Artemis saving Iphigenia. 8623: Artemis og Ifigenia, rekonstrueret. Originalen af marmor findes i Ny Carlsberg Glyptotek. Romersk kopi efter aeldre forbillede hellenistisk 2./1. årh f.Kr. (Royal Cast Collection, Copenhagen).
The Sacrifice of Iphigenia
Some have said that this goddess demanded human sacrifice, and that she once, being particularly angry with Agamemnon, for having said, after shooting a deer:
“Artemis herself could not do it better.” (Apollodorus, The Library “Epitome” 3.20).
… demanded that this impudent speech be punished. Accordingly, when the Achaean fleet was at Aulis, the goddess kept it wind bound until the Achaeans sacrificed Iphigenia, Agamemnon’s daughter, as a remedy to that inconvenience.

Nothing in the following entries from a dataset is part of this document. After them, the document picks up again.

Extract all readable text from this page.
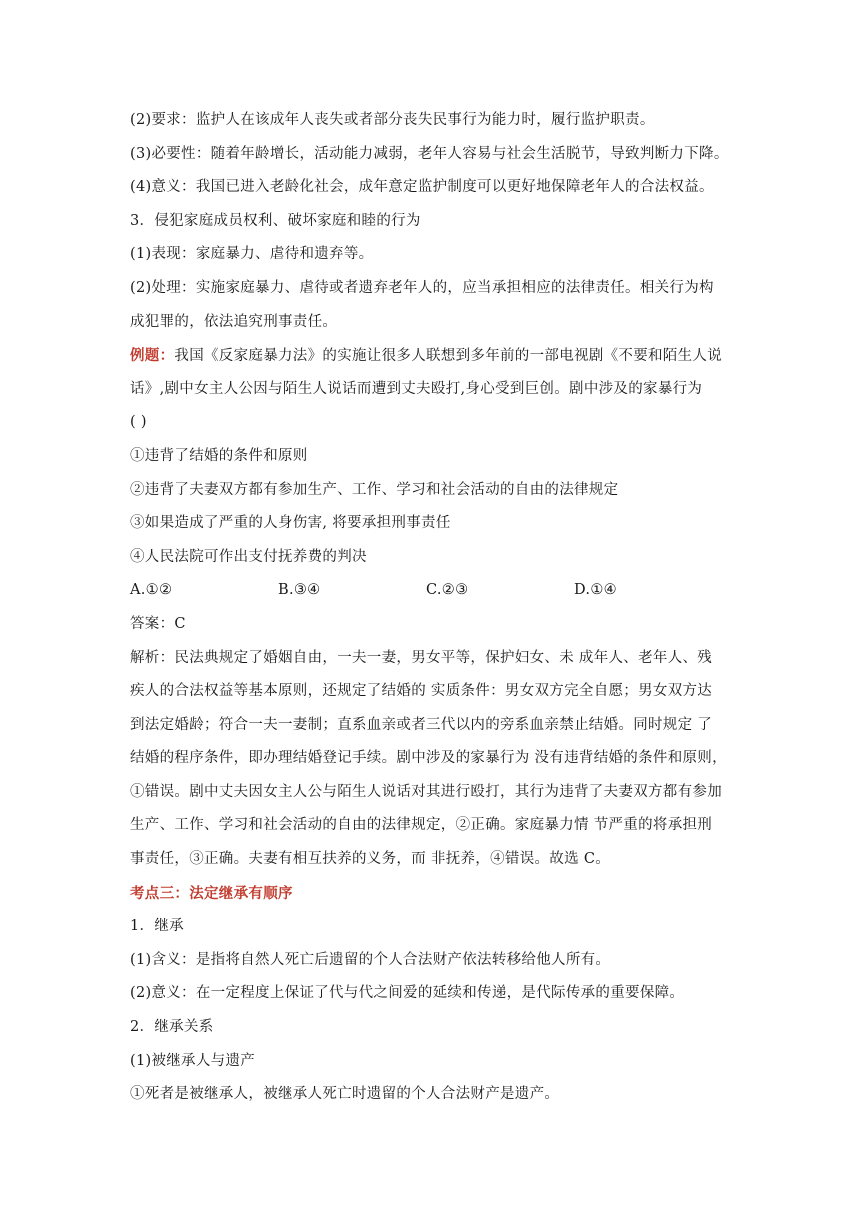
(2)要求：监护人在该成年人丧失或者部分丧失民事行为能力时，履行监护职责。
(3)必要性：随着年龄增长，活动能力减弱，老年人容易与社会生活脱节，导致判断力下降。
(4)意义：我国已进入老龄化社会，成年意定监护制度可以更好地保障老年人的合法权益。
3．侵犯家庭成员权利、破坏家庭和睦的行为
(1)表现：家庭暴力、虐待和遗弃等。
(2)处理：实施家庭暴力、虐待或者遗弃老年人的，应当承担相应的法律责任。相关行为构
成犯罪的，依法追究刑事责任。
例题：我国《反家庭暴力法》的实施让很多人联想到多年前的一部电视剧《不要和陌生人说
话》,剧中女主人公因与陌生人说话而遭到丈夫殴打,身心受到巨创。剧中涉及的家暴行为
( )
①违背了结婚的条件和原则
②违背了夫妻双方都有参加生产、工作、学习和社会活动的自由的法律规定
③如果造成了严重的人身伤害, 将要承担刑事责任
④人民法院可作出支付抚养费的判决
A.①②	B.③④	C.②③	D.①④
答案：C
解析：民法典规定了婚姻自由，一夫一妻，男女平等，保护妇女、未 成年人、老年人、残
疾人的合法权益等基本原则，还规定了结婚的 实质条件：男女双方完全自愿；男女双方达
到法定婚龄；符合一夫一妻制；直系血亲或者三代以内的旁系血亲禁止结婚。同时规定 了
结婚的程序条件，即办理结婚登记手续。剧中涉及的家暴行为 没有违背结婚的条件和原则，
①错误。剧中丈夫因女主人公与陌生人说话对其进行殴打，其行为违背了夫妻双方都有参加
生产、工作、学习和社会活动的自由的法律规定，②正确。家庭暴力情 节严重的将承担刑
事责任，③正确。夫妻有相互扶养的义务，而 非抚养，④错误。故选 C。
考点三：法定继承有顺序
1．继承
(1)含义：是指将自然人死亡后遗留的个人合法财产依法转移给他人所有。
(2)意义：在一定程度上保证了代与代之间爱的延续和传递，是代际传承的重要保障。
2．继承关系
(1)被继承人与遗产
①死者是被继承人，被继承人死亡时遗留的个人合法财产是遗产。
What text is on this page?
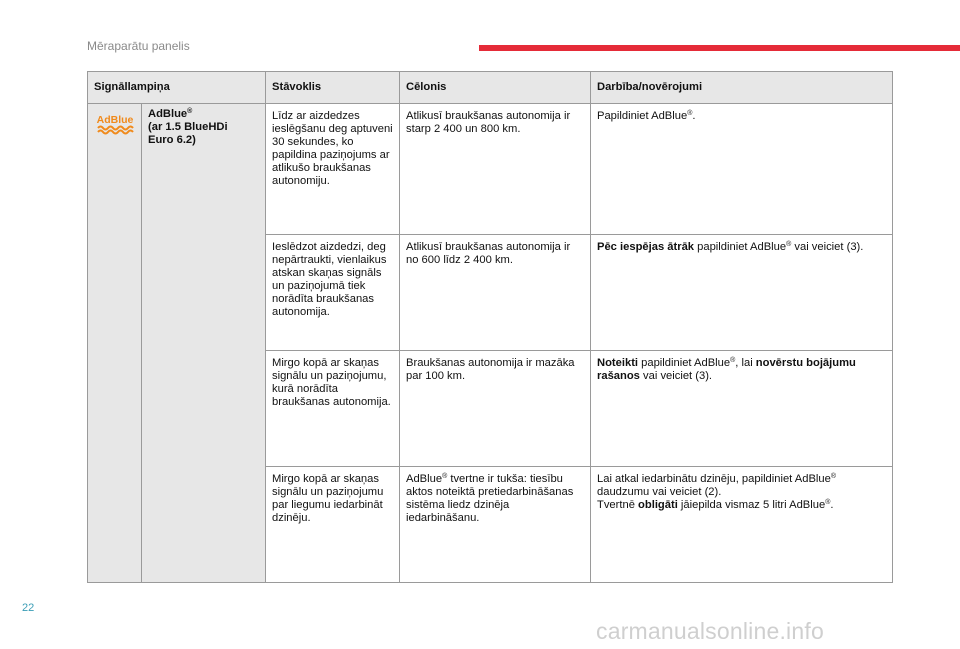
Mēraparātu panelis
Signāllampiņa		Stāvoklis	Cēlonis	Darbība/novērojumi

AdBlue	AdBlue®
(ar 1.5 BlueHDi
Euro 6.2)	Līdz ar aizdedzes ieslēgšanu deg aptuveni 30 sekundes, ko papildina paziņojums ar atlikušo braukšanas autonomiju.	Atlikusī braukšanas autonomija ir starp 2 400 un 800 km.	Papildiniet AdBlue®.

		Ieslēdzot aizdedzi, deg nepārtraukti, vienlaikus atskan skaņas signāls un paziņojumā tiek norādīta braukšanas autonomija.	Atlikusī braukšanas autonomija ir no 600 līdz 2 400 km.	Pēc iespējas ātrāk papildiniet AdBlue® vai veiciet (3).

		Mirgo kopā ar skaņas signālu un paziņojumu, kurā norādīta braukšanas autonomija.	Braukšanas autonomija ir mazāka par 100 km.	Noteikti papildiniet AdBlue®, lai novērstu bojājumu rašanos vai veiciet (3).

		Mirgo kopā ar skaņas signālu un paziņojumu par liegumu iedarbināt dzinēju.	AdBlue® tvertne ir tukša: tiesību aktos noteiktā pretiedarbināšanas sistēma liedz dzinēja iedarbināšanu.	Lai atkal iedarbinātu dzinēju, papildiniet AdBlue® daudzumu vai veiciet (2).
Tvertnē obligāti jāiepilda vismaz 5 litri AdBlue®.
22
carmanualsonline.info
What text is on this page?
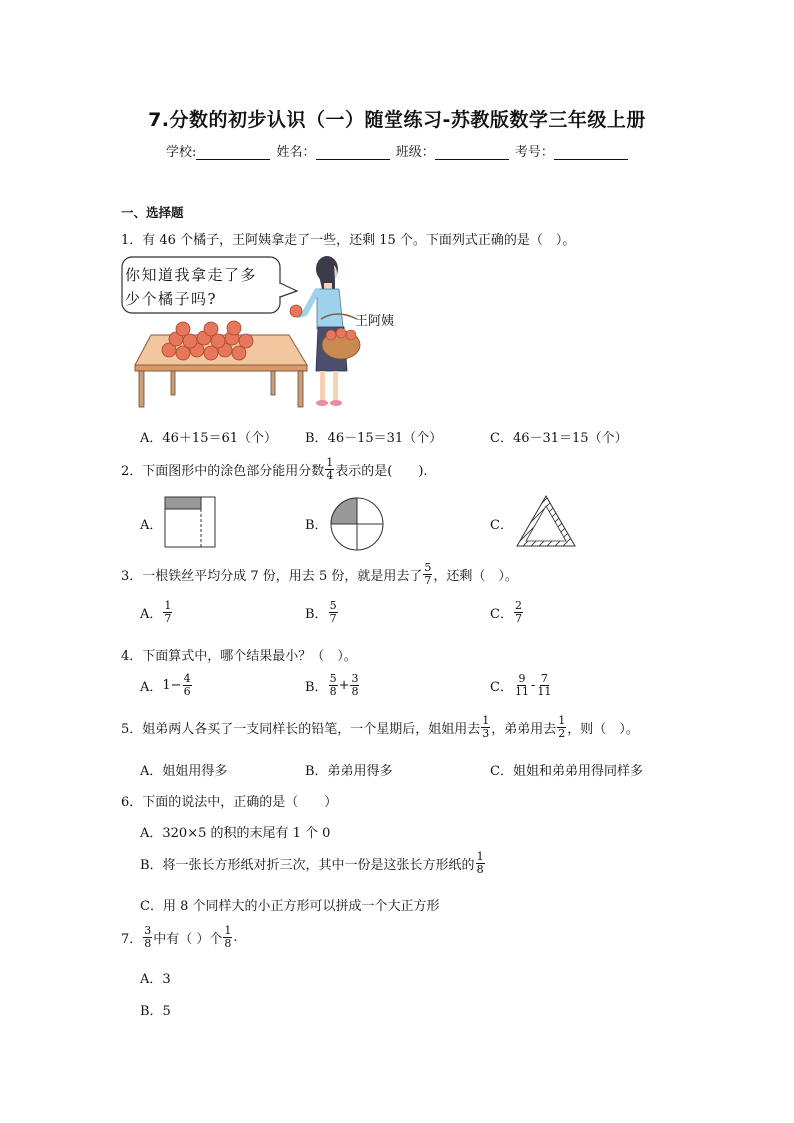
7.分数的初步认识（一）随堂练习-苏教版数学三年级上册
学校:	姓名：	班级：	考号：
一、选择题
1．有 46 个橘子，王阿姨拿走了一些，还剩 15 个。下面列式正确的是（　）。
你知道我拿走了多
少个橘子吗?
王阿姨
A．46＋15＝61（个） B．46－15＝31（个）	C．46－31＝15（个）
2．下面图形中的涂色部分能用分数 $\frac{1}{4}$ 表示的是(　　).
A．	B．	C．
3．一根铁丝平均分成 7 份，用去 5 份，就是用去了 $\frac{5}{7}$ ，还剩（　）。
A． $\frac{1}{7}$	B． $\frac{5}{7}$	C． $\frac{2}{7}$
4．下面算式中，哪个结果最小？（　）。
A． $1- \frac{4}{6}$	B． $\frac{5}{8} + \frac{3}{8}$	C． $\frac{9}{11} - \frac{7}{11}$
5．姐弟两人各买了一支同样长的铅笔，一个星期后，姐姐用去 $\frac{1}{3}$ ，弟弟用去 $\frac{1}{2}$ ，则（　）。
A．姐姐用得多	B．弟弟用得多	C．姐姐和弟弟用得同样多
6．下面的说法中，正确的是（　　）
A．320×5 的积的末尾有 1 个 0
B．将一张长方形纸对折三次，其中一份是这张长方形纸的 $\frac{1}{8}$
C．用 8 个同样大的小正方形可以拼成一个大正方形
7． $\frac{3}{8}$ 中有（ ）个 $\frac{1}{8}$ .
A．3
B．5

On the other hand, it has been told that when the girl was about to be sacrificed, she vanished, being saved by Artemis, who substituted for her a deer at the altar and transported her to Tauris, where she became her priestess. In this barbarian country, which today is called “Crimea” and is the large peninsula in the northern coast of the Black Sea, Iphigenia lived several years sending strangers to the altar, where they were butchered by attendants in the course of nonsensical rites supposed to honour the goddess.
But Iphigenia herself says:
“… Men of this country, being murderers, impute their sordid practice to divine command. That any god is evil I do not believe.” (Iphigenia. Euripides, Iphigenia in Tauris 390).